Background: The wide global variation in the definition of the rectum has led to significant inconsistencies in trial recruitment, clinical management, and outcomes. Surgical technique and use of preoperative treatment for a cancer of the rectum and sigmoid colon are radically different and dependent on the local definitions employed by the clinical team. A consensus definition of the rectum is needed to standardise treatment.
Methods: The consensus was conducted using the Delphi technique with multidisciplinary colorectal experts from October, 2017 to April, 2018.
Results: Eleven different definitions for the rectum were used by participants in the consensus. Magnetic resonance imaging (MRI) was the most frequent modality used to define the rectum (67%), and the preferred modality for 72% of participants. The most agreed consensus landmark (56%) was "the sigmoid take-off,'' an anatomic, image-based definition of the junction of the mesorectum and mesocolon. In the second round, 81% of participants agreed that the sigmoid take-off as seen on computed tomography or MRI achieved consensus, and that it could be implemented in their institution. Also, 87% were satisfied with the sigmoid take-off as the consensus landmark.

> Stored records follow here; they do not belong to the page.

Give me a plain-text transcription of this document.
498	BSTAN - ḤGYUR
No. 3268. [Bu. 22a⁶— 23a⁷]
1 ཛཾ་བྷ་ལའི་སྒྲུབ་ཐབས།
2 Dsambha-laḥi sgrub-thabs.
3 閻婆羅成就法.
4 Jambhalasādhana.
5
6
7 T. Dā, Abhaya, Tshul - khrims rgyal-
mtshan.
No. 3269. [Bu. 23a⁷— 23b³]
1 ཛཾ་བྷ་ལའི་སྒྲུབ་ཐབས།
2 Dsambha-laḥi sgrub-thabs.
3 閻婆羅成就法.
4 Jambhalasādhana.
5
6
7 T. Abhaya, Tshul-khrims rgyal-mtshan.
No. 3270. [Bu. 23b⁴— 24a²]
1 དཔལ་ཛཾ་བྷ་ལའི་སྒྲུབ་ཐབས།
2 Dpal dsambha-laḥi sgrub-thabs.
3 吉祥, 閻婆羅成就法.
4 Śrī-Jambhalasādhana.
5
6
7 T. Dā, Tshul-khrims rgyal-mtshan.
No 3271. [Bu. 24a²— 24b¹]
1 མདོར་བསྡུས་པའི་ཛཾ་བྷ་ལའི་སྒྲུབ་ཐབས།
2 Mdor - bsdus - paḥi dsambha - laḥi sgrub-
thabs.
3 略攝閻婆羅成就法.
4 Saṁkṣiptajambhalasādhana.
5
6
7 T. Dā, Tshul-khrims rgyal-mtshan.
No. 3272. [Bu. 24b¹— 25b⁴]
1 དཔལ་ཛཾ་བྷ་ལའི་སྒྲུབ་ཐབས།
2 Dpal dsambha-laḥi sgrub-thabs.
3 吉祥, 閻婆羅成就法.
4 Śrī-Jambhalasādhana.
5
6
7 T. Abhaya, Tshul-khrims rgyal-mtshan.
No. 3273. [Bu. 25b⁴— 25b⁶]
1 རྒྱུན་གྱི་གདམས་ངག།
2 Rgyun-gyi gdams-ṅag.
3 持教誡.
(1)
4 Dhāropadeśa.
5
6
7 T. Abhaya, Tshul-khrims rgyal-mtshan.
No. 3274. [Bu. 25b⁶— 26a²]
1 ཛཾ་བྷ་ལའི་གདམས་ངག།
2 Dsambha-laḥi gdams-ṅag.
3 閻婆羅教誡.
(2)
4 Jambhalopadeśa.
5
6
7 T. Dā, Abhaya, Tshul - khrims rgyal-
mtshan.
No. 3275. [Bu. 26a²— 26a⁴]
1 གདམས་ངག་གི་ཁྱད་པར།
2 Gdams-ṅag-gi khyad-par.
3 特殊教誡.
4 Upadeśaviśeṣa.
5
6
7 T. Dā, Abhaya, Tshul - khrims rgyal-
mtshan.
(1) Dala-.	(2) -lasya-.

Conclusion: An international consensus definition for the rectumis the point of the sigmoid take-off as visualized on imaging. The sigmoid take-off can be identified as the mesocolon elongates as the ventral and horizontal course of the sigmoid on axial and sagittal views respectively on cross-sectional imaging. Routine application of this landmark during multidisciplinary team discussion for all patients will enable greater consistency in tumour localisation.